And there was another break on the blog; once again due to all the demands placed on the ChiliCult-ist.
You want to have diverse and spicy food – and make the experience available to others – you have to get out of hibernation and get right into spring feelings. And activity.
It was end of February, beginning of March, I was back in the country, it was high time to get seeds started.
Or actually, many people would claim that it was too late. Many chilli growers recommend starting pepper seeds indoors, under grow lights, in January or even December. That, however, requires one to invest in all the necessary equipment, the room, the electricity it takes to run everything.
Habaneros > Weed?
For habaneros, I myself would also recommend that, if you want to get to a good harvest in good time.
For most forms of chilli, however, such an early start isn’t truly necessary.
Of course, chances are that you will have chilli sooner if you also started them sooner.
Chances are also rather high that such an early start will give you plants that are so high-legged (because of the lack of light) that any wind they encounter once they get outdoors will be a big problem.
So, you would have to invest not just in grow lights but also in fans to provide some artificial wind.
Late-sown plants, meanwhile, tend to get out into the real world sooner in their life cycle and then often manage to catch up with, if not overtake, ones that were started earlier and got more of a shock when they were finally planted out.
Of course, as always, it depends on what you want to do and what you can offer, on both the plants (varieties) and the conditions. Which is the issue about any and all plant growing.
That leads straight to one of the main reasons I always take longer starting seeds than I perhaps should: I need to decide what I actually want to grow.
Many people take the decision lightly; they just divide as many seeds as they have into as many pots as they manage to get.
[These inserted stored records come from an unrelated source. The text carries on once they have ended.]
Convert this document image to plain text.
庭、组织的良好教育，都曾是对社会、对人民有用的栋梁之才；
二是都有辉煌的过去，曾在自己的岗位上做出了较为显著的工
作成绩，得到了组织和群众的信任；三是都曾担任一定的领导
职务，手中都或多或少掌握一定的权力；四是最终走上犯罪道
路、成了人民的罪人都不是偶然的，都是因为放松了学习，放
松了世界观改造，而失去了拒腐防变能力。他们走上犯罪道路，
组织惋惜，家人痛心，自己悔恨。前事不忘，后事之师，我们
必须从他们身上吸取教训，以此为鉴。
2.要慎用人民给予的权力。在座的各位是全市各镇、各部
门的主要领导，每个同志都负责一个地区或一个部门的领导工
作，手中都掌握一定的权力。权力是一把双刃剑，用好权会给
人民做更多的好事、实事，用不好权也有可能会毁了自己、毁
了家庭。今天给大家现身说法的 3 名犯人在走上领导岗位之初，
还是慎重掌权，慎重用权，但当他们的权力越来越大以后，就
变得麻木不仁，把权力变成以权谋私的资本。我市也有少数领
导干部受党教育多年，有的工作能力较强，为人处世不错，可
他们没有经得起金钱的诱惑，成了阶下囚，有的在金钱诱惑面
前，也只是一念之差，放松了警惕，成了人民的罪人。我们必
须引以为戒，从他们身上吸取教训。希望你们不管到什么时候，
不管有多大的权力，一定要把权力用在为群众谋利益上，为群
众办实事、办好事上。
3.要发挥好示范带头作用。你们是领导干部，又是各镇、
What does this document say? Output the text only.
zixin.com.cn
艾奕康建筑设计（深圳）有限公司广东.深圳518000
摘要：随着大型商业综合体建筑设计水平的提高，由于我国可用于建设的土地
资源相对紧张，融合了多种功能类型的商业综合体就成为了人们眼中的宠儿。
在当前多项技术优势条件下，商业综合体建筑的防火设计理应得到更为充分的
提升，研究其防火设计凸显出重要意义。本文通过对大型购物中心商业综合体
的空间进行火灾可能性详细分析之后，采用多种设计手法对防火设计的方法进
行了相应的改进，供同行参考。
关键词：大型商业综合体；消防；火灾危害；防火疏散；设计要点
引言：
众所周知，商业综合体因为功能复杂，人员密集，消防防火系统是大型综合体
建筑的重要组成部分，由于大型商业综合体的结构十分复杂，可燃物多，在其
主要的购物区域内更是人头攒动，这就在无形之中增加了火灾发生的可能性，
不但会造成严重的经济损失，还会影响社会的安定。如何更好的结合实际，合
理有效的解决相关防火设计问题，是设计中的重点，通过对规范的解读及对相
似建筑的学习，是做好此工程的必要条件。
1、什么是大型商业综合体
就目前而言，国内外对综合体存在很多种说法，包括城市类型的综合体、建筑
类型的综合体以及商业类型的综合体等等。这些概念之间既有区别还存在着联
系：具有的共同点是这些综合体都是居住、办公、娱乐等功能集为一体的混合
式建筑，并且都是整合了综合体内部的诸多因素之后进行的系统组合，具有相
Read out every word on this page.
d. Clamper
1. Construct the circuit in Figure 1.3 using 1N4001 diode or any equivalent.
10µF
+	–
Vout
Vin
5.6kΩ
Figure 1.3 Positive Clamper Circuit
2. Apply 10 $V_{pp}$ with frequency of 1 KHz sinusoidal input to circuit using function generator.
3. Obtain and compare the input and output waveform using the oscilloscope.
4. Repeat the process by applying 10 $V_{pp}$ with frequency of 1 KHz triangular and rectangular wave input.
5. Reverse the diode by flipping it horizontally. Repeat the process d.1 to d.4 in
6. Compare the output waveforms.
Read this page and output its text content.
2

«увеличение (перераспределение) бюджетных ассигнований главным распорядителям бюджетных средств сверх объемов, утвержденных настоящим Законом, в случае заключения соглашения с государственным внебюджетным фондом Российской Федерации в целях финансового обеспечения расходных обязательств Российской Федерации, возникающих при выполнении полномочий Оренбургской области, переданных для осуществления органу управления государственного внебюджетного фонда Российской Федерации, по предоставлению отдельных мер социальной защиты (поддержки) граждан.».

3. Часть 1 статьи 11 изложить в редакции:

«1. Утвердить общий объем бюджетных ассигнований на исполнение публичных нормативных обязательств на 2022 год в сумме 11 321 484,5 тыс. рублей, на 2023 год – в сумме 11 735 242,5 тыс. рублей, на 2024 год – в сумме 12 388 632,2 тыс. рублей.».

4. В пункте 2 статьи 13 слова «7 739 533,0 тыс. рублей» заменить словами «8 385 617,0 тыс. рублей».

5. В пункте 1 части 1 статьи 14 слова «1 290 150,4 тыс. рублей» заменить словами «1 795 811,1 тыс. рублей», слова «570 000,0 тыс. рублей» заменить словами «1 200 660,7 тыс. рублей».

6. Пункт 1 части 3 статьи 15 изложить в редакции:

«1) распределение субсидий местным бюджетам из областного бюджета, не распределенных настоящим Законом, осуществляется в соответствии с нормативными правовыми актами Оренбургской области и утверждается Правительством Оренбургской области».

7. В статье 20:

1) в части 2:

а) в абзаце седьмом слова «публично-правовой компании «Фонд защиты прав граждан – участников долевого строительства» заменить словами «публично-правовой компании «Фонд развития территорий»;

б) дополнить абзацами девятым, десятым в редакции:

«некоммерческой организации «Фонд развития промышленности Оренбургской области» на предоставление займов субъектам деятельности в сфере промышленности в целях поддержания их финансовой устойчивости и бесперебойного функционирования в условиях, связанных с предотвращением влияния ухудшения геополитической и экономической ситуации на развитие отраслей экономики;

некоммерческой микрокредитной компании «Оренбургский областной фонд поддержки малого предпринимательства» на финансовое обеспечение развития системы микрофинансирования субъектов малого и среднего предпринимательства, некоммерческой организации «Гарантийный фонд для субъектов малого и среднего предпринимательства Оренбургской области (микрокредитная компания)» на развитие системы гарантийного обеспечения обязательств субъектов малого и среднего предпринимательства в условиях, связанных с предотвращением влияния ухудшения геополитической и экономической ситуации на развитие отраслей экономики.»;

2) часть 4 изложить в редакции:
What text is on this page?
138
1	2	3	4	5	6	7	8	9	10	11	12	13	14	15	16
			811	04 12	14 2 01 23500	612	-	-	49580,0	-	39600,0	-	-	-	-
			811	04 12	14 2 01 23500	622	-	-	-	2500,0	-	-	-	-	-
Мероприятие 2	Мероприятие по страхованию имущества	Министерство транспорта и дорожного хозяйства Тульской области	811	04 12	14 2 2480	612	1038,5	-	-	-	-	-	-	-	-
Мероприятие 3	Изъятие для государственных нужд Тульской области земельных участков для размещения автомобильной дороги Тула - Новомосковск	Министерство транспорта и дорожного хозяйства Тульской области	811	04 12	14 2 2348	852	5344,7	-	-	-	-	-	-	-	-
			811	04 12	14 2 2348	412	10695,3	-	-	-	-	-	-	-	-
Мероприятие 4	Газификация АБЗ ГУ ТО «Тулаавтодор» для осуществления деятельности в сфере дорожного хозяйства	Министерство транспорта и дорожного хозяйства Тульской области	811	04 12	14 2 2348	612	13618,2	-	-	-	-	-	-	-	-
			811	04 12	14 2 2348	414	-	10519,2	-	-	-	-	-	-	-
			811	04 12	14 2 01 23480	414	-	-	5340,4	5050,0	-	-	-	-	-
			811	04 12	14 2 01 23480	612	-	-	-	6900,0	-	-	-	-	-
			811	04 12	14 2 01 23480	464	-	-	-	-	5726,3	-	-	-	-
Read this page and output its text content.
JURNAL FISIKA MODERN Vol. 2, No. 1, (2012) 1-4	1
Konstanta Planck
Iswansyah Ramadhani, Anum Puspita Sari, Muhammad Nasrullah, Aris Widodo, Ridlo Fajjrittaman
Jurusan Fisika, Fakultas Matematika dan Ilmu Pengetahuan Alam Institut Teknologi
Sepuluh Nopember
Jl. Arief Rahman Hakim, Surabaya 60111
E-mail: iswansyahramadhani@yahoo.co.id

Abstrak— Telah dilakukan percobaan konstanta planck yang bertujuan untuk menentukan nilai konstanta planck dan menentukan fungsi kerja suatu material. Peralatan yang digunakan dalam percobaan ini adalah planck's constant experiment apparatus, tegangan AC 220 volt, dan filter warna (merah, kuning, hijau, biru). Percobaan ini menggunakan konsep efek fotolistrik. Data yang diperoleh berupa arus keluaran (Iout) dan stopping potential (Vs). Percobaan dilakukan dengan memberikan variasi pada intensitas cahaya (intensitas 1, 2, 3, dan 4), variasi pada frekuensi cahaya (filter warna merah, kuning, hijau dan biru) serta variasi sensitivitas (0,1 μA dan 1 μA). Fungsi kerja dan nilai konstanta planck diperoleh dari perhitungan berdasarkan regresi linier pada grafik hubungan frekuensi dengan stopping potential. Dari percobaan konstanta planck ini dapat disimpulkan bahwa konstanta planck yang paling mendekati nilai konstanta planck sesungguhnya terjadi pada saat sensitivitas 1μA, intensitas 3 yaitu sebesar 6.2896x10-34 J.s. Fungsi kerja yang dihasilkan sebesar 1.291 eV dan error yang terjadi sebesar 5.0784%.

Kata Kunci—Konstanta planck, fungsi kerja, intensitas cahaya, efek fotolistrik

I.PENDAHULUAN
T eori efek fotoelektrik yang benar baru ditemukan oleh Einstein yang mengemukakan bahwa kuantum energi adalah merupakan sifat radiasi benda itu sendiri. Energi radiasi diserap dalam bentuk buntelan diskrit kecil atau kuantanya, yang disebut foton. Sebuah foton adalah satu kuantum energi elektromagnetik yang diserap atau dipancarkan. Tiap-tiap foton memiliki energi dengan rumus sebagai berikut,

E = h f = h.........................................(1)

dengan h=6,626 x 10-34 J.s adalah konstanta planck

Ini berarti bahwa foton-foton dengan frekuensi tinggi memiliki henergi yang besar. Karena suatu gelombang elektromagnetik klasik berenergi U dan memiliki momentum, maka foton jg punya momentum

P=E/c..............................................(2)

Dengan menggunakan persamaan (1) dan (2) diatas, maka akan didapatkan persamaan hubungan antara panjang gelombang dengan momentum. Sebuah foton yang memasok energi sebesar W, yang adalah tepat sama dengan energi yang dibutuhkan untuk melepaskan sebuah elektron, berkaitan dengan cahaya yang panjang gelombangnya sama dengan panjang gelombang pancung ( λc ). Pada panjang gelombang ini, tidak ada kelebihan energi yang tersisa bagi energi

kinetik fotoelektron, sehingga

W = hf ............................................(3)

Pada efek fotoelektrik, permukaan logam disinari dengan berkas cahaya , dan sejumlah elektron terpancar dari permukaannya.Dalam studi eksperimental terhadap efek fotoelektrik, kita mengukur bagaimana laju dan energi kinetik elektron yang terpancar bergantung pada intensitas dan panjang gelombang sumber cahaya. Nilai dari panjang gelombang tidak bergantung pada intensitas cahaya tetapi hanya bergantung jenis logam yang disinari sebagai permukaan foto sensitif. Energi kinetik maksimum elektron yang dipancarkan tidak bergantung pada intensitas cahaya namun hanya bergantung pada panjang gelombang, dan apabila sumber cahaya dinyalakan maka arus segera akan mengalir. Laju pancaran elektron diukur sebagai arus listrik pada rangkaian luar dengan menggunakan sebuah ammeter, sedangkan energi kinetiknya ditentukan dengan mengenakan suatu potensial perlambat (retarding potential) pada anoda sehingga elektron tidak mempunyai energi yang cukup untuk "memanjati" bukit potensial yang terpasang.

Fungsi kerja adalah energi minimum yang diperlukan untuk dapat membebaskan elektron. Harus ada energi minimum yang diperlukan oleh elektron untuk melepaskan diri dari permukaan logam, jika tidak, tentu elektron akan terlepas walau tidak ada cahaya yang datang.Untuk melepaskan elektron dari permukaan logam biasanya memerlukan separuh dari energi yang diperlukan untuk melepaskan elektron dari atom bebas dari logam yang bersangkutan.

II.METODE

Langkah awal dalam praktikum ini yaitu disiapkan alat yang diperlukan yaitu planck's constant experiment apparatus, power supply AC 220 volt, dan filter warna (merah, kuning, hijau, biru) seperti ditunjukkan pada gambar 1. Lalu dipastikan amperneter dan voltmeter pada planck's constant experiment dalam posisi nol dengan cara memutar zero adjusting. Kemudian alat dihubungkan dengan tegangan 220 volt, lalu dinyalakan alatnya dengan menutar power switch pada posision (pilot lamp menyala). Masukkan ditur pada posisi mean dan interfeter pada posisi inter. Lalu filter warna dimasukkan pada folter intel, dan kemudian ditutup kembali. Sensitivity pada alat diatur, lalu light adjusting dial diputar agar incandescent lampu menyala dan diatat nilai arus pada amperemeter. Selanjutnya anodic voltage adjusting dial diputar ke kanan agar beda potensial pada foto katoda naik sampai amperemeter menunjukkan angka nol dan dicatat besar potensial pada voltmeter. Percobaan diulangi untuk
That has the added advantage of making it easy to brag with the large number of different varieties one is growing.
(You ever noticed just how popular this sort of bragging is?)
If you want to use the space you have effectively and achieve a good harvest of select crops good for cooking or further culinary use, then you need to strike a balance between the number of varieties you plant and the number of plants you want to have in the end, however.
My first seed-starting of the year, thus, didn’t even start with chilli but with the seeds of vegetable and spice plants I had newly brought back from China, to check if they would even germinate and grow.
Second step was the same kind of check with newly acquired chile pepper seeds: Shuanshuanla, the Chinese Ghost Pepper; Hengdong chilli which comes from the town of the same name in Hunan and is just about the only chilli variety in China that ripens yellow (and a variety which used to be a tribute to the emperor); Seven-Star-Chilli (QiXingJiao), one of the few varieties which are well-known and named, from Sichuan…
Finally, of course, there is the chilli for our own use, possible sale, and definite further breeding… which still makes for difficult choices.
On the one hand, it would be just too easy to follow what customers want and just simply grow “the hottest” of chile peppers rather than disappoint people – but on the other hand, I don’t orient my growing on the simplest and uneducated of expectations. Rather, the guide is a good consideration of and experience with the right chilli for the intended uses.
Anyways, a few things don’t germinate, a lot sprouts and grows – and I will once again be checking if the late start is actually giving better results than an (overly) early one.
By now, it’s Easter time, a few (vegetable) seeds still need starting, a lot of the chilli is getting very ready for transplanting – and the traditional cold front of this time of year has just moved in again. But, at least not everything must go out already.